Microsoft shipped Tuesday a total of six updates addressing 11 vulnerabilities. Two of the updates are rated important. The security release was the software maker's latest that falls on the second Tuesday of each month.

The most critical update, called MS12-027, is one that affects a diverse set of products, including Office, SQL Server, Biztalk, Commerce Server, Visual FoxPro, and Visual Basic. Experts say the patch should be installed immediately, because malware exploiting the vulnerability has already been used in attacks.

"IT security teams should get ready for an urgent but careful deployment," Andrew Storms, director of security operations for nCircle, said in a statement. "Because this bulletin affects such an extensive list of products, security teams will need to spend extra time testing the patch before deploying."

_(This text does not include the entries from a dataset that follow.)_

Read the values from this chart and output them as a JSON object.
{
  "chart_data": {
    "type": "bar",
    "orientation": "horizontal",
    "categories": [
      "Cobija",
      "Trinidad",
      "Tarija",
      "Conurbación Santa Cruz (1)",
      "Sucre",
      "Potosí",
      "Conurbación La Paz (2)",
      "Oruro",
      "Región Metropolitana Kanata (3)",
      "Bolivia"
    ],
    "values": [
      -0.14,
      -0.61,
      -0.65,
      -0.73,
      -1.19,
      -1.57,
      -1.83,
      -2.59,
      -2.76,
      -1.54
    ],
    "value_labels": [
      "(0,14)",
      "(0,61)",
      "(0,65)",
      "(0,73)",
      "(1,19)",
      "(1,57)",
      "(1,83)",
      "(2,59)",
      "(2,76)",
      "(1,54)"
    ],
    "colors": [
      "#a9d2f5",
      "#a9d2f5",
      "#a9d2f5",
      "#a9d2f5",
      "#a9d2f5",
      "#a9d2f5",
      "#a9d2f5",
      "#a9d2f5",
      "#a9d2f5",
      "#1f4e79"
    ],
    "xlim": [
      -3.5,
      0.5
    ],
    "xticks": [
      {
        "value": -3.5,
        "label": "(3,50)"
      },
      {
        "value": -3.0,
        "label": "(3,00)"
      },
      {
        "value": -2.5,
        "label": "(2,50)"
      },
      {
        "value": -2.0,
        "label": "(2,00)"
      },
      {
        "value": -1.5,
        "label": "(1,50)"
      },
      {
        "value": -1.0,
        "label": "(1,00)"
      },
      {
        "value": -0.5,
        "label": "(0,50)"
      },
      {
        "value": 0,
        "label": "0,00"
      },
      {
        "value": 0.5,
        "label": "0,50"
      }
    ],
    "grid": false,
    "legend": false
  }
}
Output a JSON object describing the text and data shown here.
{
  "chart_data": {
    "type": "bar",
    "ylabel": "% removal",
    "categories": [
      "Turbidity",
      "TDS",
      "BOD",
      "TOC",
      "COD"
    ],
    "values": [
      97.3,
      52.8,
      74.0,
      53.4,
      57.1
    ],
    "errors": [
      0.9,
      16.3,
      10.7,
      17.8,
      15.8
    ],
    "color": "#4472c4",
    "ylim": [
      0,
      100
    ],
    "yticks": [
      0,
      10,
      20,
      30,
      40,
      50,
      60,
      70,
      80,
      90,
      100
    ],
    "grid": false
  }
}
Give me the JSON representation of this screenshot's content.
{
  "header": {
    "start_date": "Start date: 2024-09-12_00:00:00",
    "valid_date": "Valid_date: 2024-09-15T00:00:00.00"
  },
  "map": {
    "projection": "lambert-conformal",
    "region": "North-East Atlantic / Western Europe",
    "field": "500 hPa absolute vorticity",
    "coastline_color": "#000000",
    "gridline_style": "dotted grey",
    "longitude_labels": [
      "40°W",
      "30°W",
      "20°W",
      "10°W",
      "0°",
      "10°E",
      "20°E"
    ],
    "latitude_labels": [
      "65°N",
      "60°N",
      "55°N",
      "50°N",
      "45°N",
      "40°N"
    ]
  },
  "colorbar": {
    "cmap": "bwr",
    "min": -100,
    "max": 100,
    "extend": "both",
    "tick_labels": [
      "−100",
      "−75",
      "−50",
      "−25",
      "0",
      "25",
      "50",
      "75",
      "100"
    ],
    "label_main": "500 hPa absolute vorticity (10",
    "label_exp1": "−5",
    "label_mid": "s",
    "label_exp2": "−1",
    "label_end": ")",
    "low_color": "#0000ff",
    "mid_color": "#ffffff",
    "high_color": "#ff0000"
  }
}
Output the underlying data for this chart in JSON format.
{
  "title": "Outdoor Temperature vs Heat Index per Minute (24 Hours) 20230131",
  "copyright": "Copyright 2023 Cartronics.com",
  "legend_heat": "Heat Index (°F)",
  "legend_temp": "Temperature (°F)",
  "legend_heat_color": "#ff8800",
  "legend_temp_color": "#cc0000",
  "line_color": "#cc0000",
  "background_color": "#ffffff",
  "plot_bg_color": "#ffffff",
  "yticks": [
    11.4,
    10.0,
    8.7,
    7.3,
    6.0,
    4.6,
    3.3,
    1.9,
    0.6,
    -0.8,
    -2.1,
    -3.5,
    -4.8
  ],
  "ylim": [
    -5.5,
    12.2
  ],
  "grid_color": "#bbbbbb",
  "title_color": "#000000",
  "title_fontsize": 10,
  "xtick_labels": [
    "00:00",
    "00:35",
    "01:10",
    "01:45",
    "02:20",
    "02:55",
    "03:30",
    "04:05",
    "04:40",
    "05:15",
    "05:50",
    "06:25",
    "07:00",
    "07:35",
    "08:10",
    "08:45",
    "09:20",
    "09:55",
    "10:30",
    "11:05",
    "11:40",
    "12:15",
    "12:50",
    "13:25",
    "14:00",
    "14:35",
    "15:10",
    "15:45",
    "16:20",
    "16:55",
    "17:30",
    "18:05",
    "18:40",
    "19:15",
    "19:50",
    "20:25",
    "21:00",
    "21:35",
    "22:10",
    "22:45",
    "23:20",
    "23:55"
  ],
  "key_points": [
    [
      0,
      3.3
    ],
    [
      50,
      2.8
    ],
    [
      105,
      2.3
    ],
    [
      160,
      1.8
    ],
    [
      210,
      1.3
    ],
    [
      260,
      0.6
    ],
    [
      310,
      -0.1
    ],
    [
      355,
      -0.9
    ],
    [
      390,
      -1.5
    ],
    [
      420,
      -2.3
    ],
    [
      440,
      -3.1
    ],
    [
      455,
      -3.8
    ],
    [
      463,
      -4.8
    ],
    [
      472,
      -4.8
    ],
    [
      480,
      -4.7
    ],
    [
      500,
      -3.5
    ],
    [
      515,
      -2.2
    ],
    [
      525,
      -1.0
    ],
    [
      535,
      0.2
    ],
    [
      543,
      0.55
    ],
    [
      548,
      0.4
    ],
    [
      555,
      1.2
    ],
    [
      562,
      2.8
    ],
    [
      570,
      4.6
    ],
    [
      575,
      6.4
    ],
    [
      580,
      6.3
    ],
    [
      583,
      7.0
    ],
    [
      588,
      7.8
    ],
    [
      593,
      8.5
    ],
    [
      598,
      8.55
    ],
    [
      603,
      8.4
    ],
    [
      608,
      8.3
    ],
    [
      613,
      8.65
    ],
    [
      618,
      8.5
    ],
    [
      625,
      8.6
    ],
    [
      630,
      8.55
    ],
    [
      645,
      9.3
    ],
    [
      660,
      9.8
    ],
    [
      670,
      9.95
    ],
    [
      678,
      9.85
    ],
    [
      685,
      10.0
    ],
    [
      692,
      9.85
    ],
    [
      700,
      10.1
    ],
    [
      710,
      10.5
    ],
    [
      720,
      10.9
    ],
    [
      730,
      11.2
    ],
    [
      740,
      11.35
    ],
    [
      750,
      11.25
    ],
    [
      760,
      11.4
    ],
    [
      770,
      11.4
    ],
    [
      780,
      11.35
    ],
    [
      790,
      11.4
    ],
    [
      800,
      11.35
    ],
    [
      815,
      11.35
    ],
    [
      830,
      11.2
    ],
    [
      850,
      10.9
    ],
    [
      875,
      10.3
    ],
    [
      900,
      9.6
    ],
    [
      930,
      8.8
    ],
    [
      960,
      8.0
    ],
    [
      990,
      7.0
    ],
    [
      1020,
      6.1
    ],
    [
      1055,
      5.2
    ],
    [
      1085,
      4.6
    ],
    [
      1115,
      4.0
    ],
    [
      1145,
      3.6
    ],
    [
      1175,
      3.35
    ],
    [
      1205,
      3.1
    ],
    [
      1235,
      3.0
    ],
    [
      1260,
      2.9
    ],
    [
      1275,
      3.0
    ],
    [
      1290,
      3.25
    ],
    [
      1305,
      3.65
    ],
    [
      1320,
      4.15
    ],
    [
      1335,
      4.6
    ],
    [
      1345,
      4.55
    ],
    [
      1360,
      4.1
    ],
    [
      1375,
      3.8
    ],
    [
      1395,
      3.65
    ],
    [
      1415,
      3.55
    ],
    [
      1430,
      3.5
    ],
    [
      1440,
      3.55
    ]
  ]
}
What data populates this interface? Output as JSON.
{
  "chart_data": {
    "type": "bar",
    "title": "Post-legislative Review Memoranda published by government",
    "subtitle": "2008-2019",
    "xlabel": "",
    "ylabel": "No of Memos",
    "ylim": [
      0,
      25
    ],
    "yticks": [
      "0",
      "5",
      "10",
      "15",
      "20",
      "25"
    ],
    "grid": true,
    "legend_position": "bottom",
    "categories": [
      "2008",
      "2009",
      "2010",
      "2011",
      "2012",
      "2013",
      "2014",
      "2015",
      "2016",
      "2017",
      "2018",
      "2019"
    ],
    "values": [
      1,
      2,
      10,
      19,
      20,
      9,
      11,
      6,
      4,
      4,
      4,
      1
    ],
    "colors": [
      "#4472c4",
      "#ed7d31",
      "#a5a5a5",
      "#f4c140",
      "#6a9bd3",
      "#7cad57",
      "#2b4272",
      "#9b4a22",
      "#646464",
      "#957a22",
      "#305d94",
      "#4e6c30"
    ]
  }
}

Nearly as critical is MS12-023, an update that fixes security flaws in all versions of Internet Explorer. Microsoft has given the vulnerabilities an Exploitability Index of 1, which means malware attacking the flaws is likely within the next 30 days. "Patching IE is one of the most important things a company can do to maintain a strong security posture," Tyler Reguly, technical manager of security research at nCircle, said.

The vulnerabilities addressed in both updates enable attackers to remotely execute code by having a victim open a malicious file sent by email or click on a link to a malicious Web site.

The remaining two critical updates, MS12-024 and MS12-025, fix flaws that leave Windows systems vulnerable to remote code execution. The same danger is avoided in Office 2007 SP2 by deploying one of the important patches.